In this passage early in the novel, the narrator (whose name we later learn is Offred) presents the stark contrast of hope and curiosity, or yearning toward an unknown possibility that surely must be better than the bleak, threatening, utilitarian place in which she and the other handmaids find themselves. The army-issued cots and blankets tell of a battle that has happened or is happening. The subtle aside that the “old” blankets “still said U.S.” reveals that Gilead has been victorious and supplanted the United States. The women sleeping in the well-organized cots—set up at such a remove from one another to prevent them speaking to one another—have been there long enough to know to fold their clothes neatly, lest their jailers, the Aunts, have cause to unsling the cattle prods from their belts.
A chair, a table, a lamp. Above, on the white ceiling, a relief ornament in the shape of a wreath, and in the center of it a blank space, plastered over, like the place in a face where the eye has been taken out. There must have been a chandelier, once. They’ve removed anything you could tie a rope to. . .
When the window is partly open—it only opens partly—the air can come in and make the curtains move. . . . There’s a rug on the floor, oval, of braided rags. This is the kind of touch they like: folk art, archaic, made by women, in their spare time, from things that have no further use. A return to traditional values.
This passage describes the puritanical simplicity of Offred’s room inside the Commander’s house. The barest minimum of furnishings and many limitations prevent anything untoward from happening to the woman who lives in it. The room is essentially a prison cell, with no lock upon its door, because privacy is not something handmaids are afforded. Offred draws attention to both the removals, like the chandelier, which has left a blank space she likens to a missing eye, and to the prescribed nature of the non-essential addition of the rug, which reinforces one of the tenets of Gilead’s society: women should be productive. Women’s productive purpose and industry form the backbone of Gilead, even as men determine how each woman can best serve Gilead’s goals.
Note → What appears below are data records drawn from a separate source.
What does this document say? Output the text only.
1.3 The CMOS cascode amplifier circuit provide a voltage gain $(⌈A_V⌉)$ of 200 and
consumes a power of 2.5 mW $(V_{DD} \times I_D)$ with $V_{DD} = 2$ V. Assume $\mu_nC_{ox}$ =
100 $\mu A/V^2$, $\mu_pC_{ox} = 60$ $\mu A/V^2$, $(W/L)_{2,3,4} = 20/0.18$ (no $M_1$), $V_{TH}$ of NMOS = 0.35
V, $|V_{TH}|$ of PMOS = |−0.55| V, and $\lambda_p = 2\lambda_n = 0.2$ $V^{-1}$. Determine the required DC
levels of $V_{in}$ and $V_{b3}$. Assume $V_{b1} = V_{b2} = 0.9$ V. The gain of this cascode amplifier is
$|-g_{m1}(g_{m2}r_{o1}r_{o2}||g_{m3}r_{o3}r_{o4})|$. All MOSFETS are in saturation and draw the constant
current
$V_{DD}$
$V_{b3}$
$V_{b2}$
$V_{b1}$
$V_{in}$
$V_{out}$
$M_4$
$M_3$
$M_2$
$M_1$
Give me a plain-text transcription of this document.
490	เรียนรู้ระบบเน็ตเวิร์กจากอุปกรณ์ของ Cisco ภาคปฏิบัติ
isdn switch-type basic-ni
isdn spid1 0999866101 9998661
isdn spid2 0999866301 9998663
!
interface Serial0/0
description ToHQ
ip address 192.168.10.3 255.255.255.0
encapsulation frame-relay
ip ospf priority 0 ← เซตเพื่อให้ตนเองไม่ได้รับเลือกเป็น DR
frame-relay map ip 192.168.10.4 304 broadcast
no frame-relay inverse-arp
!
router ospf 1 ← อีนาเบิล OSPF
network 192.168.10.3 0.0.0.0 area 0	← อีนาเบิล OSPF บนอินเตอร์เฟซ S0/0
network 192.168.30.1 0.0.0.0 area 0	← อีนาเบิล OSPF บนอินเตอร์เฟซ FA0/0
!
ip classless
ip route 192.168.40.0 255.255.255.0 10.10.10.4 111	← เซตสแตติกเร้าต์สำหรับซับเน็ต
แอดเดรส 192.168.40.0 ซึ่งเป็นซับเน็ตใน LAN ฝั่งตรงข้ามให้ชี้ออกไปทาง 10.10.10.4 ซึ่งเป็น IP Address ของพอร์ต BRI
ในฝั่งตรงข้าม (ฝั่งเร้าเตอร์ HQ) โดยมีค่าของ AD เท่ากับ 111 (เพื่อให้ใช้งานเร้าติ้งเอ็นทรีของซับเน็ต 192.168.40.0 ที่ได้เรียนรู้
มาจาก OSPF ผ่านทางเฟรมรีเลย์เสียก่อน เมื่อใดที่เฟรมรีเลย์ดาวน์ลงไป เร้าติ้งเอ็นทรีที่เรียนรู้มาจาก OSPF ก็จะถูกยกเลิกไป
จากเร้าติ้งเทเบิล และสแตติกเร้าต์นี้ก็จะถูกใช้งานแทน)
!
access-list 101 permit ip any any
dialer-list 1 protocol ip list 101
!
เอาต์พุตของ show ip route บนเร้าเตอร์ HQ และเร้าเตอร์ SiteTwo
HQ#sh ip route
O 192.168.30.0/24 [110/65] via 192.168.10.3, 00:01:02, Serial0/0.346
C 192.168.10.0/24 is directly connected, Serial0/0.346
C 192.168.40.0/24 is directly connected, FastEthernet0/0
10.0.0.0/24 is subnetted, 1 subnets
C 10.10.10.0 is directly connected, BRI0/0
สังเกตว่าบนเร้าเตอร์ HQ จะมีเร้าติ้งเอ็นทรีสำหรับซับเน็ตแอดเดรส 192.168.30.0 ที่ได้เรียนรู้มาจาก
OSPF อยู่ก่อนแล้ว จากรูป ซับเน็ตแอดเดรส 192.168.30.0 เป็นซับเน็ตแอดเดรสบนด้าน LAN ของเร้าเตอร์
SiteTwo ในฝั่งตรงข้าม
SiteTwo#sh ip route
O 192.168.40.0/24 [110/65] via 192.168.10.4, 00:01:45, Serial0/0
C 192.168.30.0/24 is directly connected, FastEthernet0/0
The lawns are tidy, the facades are gracious, in good repair; they’re like the beautiful pictures they used to print in the magazines about homes and gardens and interior decoration. There is the same absence of people, the same air of being asleep. The street is almost like a museum, or a street in a model town constructed to show the way people used to live. As in those pictures, those museums, those model towns, there are no children.
This is the heart of Gilead, where the war cannot intrude except on television. Where the edges are we aren’t sure, they vary, according to the attacks and counterattacks; but this is the center, where nothing moves. The Republic of Gilead, said Aunt Lydia, knows no bounds. Gilead is within you.
This passage describes the external perfection of the “heart of Gilead,” which belies the corruption at its center. Offred likens the empty, perfect neighborhood to magazine photos, museum dioramas, or model towns, observing the oppressive vacancy of the streets. There are no people here and notably no children play on the tidy lawns, which creates an unnatural quiet. Here in the heart of Gilead, “the war cannot intrude.” While she cannot know how big Gilead has literally become—how much territory in what was once the United States it now occupies—Offred does know that here, in the center, all of the changes its emergence has brought about seem permanent. Offred’s observations are often punctuated by select tidbits of her reeducation, as here, with Aunt Lydia’s remark that Gilead is “within.”
We go up the stairs, single file, being careful not to step on the trailing hems of each other’s dresses. To the left, the double doors to the dining room are folded back, and inside I can see the long table, covered with a white cloth and spread with a buffet: ham, cheese, oranges – they have oranges! – and fresh-baked breads and cakes. As for us, we’ll get milk and sandwiches, on a tray, later. . . . They’re gathered in the sitting room on the other side of the stairway now, cheering on the Commander’s Wife, the Wife of Warren. A small thin woman, she lies on the floor, in a white cotton nightgown, her graying hair spreading like mildew over the rug; they massage her tiny belly, just as if she’s really about to give birth herself.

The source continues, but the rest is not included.